Silence. The silence it left behind was heavier, more profound than before. Arthur stayed on the floor, curled behind the chair, for a long time. His body was trembling, not from the cold, but from the adrenaline crash. The fire crackled. The wind soughed. Nothing else. No boots. No knock. Nothing. It had just been someone passing by. A hunter, maybe. Or a park ranger. A perfectly logical explanation. But the terror had been real. The man with the smudged face and the forgotten name had been real, in this room, for a moment.

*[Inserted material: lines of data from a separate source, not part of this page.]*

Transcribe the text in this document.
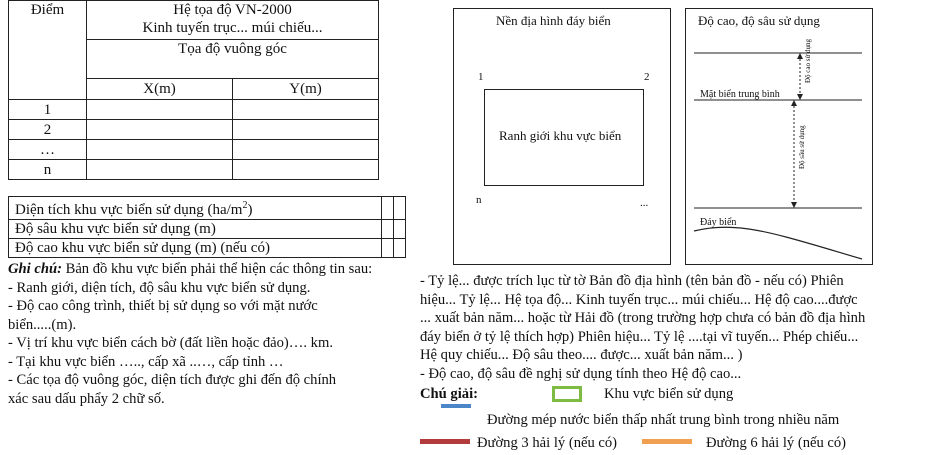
Điểm	Hệ tọa độ VN-2000
Kinh tuyến trục... múi chiếu...	

	Tọa độ vuông góc	
	X(m)	Y(m)
1		
2		
…		
n		
Diện tích khu vực biển sử dụng $(ha/m^2)$		
Độ sâu khu vực biển sử dụng (m)		
Độ cao khu vực biển sử dụng (m) (nếu có)		
Ghi chú: Bản đồ khu vực biển phải thể hiện các thông tin sau:
- Ranh giới, diện tích, độ sâu khu vực biển sử dụng.
- Độ cao công trình, thiết bị sử dụng so với mặt nước
biển.....(m).
- Vị trí khu vực biển cách bờ (đất liền hoặc đảo)…. km.
- Tại khu vực biển ….., cấp xã ..…, cấp tỉnh …
- Các tọa độ vuông góc, diện tích được ghi đến độ chính
xác sau dấu phẩy 2 chữ số.
Nền địa hình đáy biển
1	2
Ranh giới khu vực biển
n	...
Độ cao, độ sâu sử dụng
Mặt biển trung bình
Độ cao sử dụng
Độ sâu sử dụng
Đáy biển
- Tỷ lệ... được trích lục từ tờ Bản đồ địa hình (tên bản đồ - nếu có) Phiên
hiệu... Tỷ lệ... Hệ tọa độ... Kinh tuyến trục... múi chiếu... Hệ độ cao....được
... xuất bản năm... hoặc từ Hải đồ (trong trường hợp chưa có bản đồ địa hình
đáy biển ở tỷ lệ thích hợp) Phiên hiệu... Tỷ lệ ....tại vĩ tuyến... Phép chiếu...
Hệ quy chiếu... Độ sâu theo.... được... xuất bản năm... )
- Độ cao, độ sâu đề nghị sử dụng tính theo Hệ độ cao...
Chú giải:	Khu vực biển sử dụng
Đường mép nước biển thấp nhất trung bình trong nhiều năm
Đường 3 hải lý (nếu có)	Đường 6 hải lý (nếu có)
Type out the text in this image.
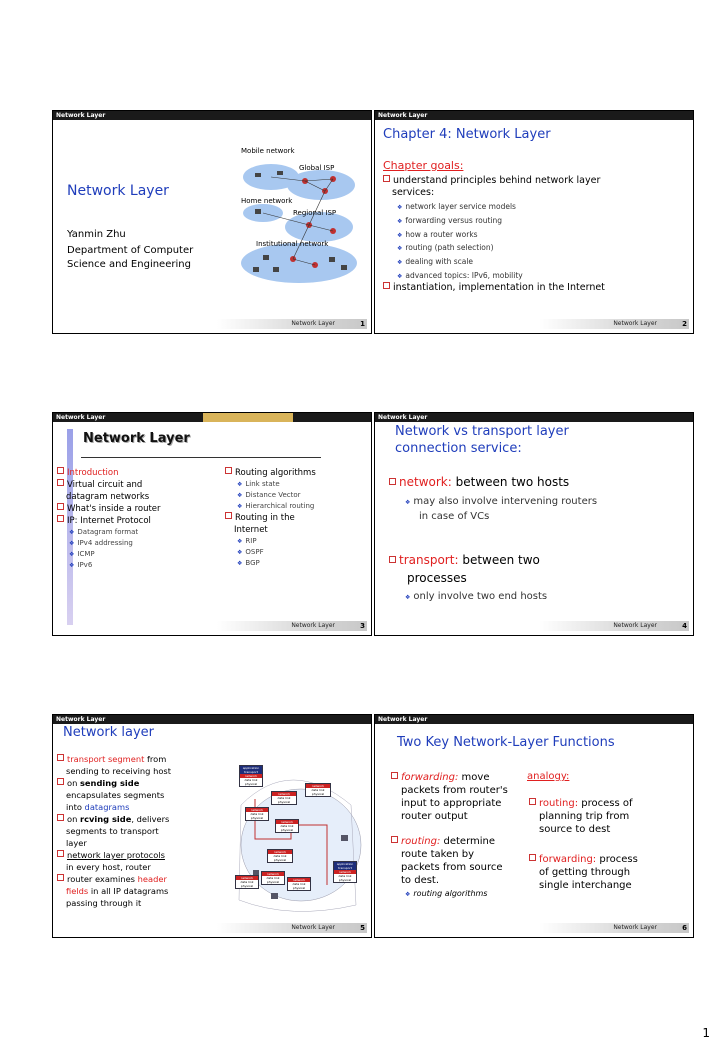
Network Layer
Network Layer
Yanmin Zhu
Department of Computer
Science and Engineering
Mobile network
Global ISP
Home network
Regional ISP
Institutional network
Network Layer	1
Network Layer
Chapter 4: Network Layer
Chapter goals:
understand principles behind network layer
services:
❖ network layer service models
❖ forwarding versus routing
❖ how a router works
❖ routing (path selection)
❖ dealing with scale
❖ advanced topics: IPv6, mobility
instantiation, implementation in the Internet
Network Layer	2
Network Layer
Introduction
Network Layer
Introduction
Virtual circuit and
datagram networks
What's inside a router
IP: Internet Protocol
❖ Datagram format
❖ IPv4 addressing
❖ ICMP
❖ IPv6
Routing algorithms
❖ Link state
❖ Distance Vector
❖ Hierarchical routing
Routing in the
Internet
❖ RIP
❖ OSPF
❖ BGP
Network Layer	3
Network Layer
Network vs transport layer
connection service:
network: between two hosts
❖ may also involve intervening routers
in case of VCs
transport: between two
processes
❖ only involve two end hosts
Network Layer	4
Network Layer
Network layer
transport segment from
sending to receiving host
on sending side
encapsulates segments
into datagrams
on rcving side, delivers
segments to transport
layer
network layer protocols
in every host, router
router examines header
fields in all IP datagrams
passing through it
application
transport
network
data link
physical
network
data link
physical
network
data link
physical
network
data link
physical
network
data link
physical
network
data link
physical
network
data link
physical
network
data link
physical	network
data link
physical
application
transport
network
data link
physical
Network Layer	5
Network Layer
Two Key Network-Layer Functions
forwarding: move
packets from router's
input to appropriate
router output
routing: determine
route taken by
packets from source
to dest.
❖ routing algorithms
analogy:
routing: process of
planning trip from
source to dest
forwarding: process
of getting through
single interchange
Network Layer	6
1
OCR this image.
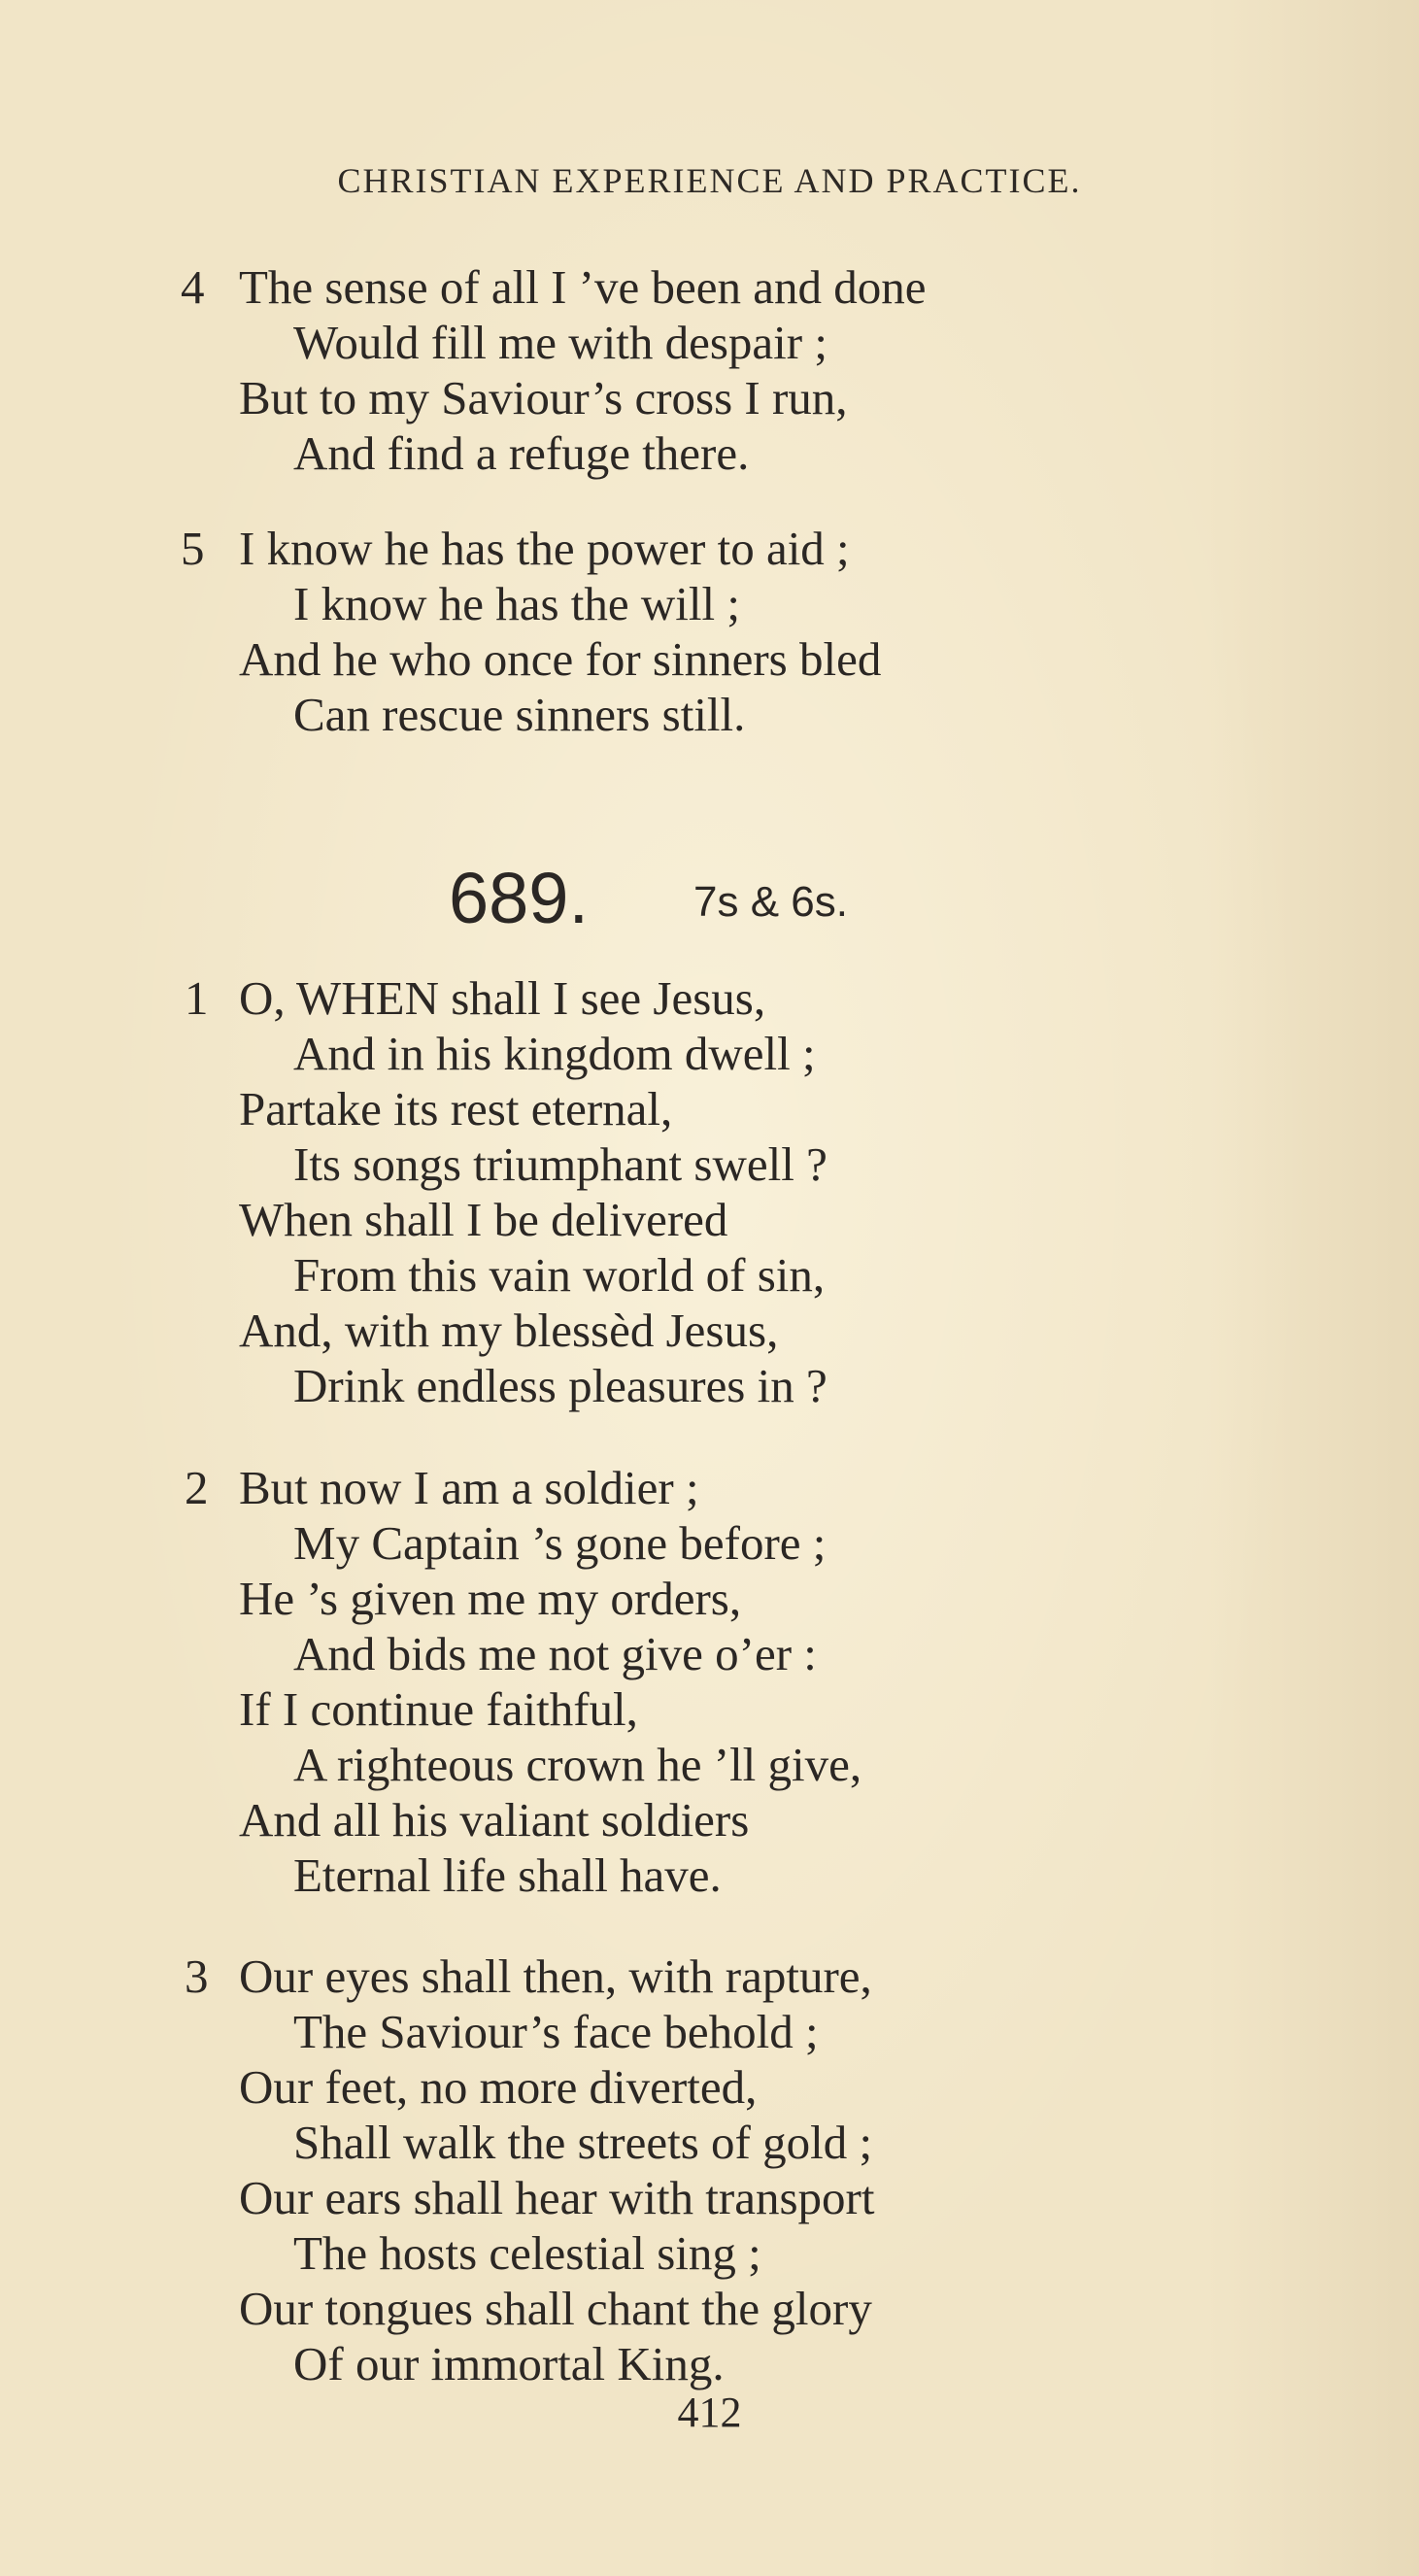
CHRISTIAN EXPERIENCE AND PRACTICE.
4 The sense of all I ’ve been and done
Would fill me with despair ;
But to my Saviour’s cross I run,
And find a refuge there.
5 I know he has the power to aid ;
I know he has the will ;
And he who once for sinners bled
Can rescue sinners still.
689. 7s & 6s.
1 O, WHEN shall I see Jesus,
And in his kingdom dwell ;
Partake its rest eternal,
Its songs triumphant swell ?
When shall I be delivered
From this vain world of sin,
And, with my blessèd Jesus,
Drink endless pleasures in ?
2 But now I am a soldier ;
My Captain ’s gone before ;
He ’s given me my orders,
And bids me not give o’er :
If I continue faithful,
A righteous crown he ’ll give,
And all his valiant soldiers
Eternal life shall have.
3 Our eyes shall then, with rapture,
The Saviour’s face behold ;
Our feet, no more diverted,
Shall walk the streets of gold ;
Our ears shall hear with transport
The hosts celestial sing ;
Our tongues shall chant the glory
Of our immortal King.
412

He crawled out from behind the chair, his joints stiff and painful. He pulled himself back into the seat, his body exhausted. He looked at the window. The frost patterns were unchanged. The lake was still empty.
He sat by the fire as the sky outside slowly lightened from grey to a pale, washed-out blue. The fear was gone, replaced by a strange sense of calm. A weariness so deep it felt like a kind of peace. He couldn't trust what he saw. He couldn't trust what he heard. He couldn't trust what he remembered. The lines were gone. The photograph of Karen, her blurred face. The vision of Karen, her impossible dress. The sound of the snowmobile, a real threat from a half-forgotten past. What was the difference? One was a trick of light and paper, one a trick of a dying mind, one a trick of acoustics and paranoia. They all produced the same result. A feeling. Fear. Longing. Confusion. They were all equally real in the moment they were experienced.
He picked up the poker and gently nudged a log. A shower of sparks danced up the chimney. He had a choice. He could spend whatever time he had left fighting this, trying to draw lines between the real and the unreal, a frantic, losing battle against the frost creeping across the glass. Or he could just… stop. He could sit here, in this chair, and let the world be whatever it was going to be. Let Karen walk on the water. Let forgotten enemies ride their snowmobiles through the woods. Let the faces in the photographs dissolve into nothing.
They were just patterns, like the hoarfrost. Intricate, beautiful, and utterly meaningless. He leaned his head back against the worn fabric of the chair. He didn't know if the threat was gone, or if it was still coming, or if it had ever been there at all. And for the first time, he found he didn't care.
He closed his eyes, accepting the quiet hum of his own disintegrating mind. The cabin was silent, a bubble of surreal calm in the frozen world. Then, a floorboard creaked upstairs.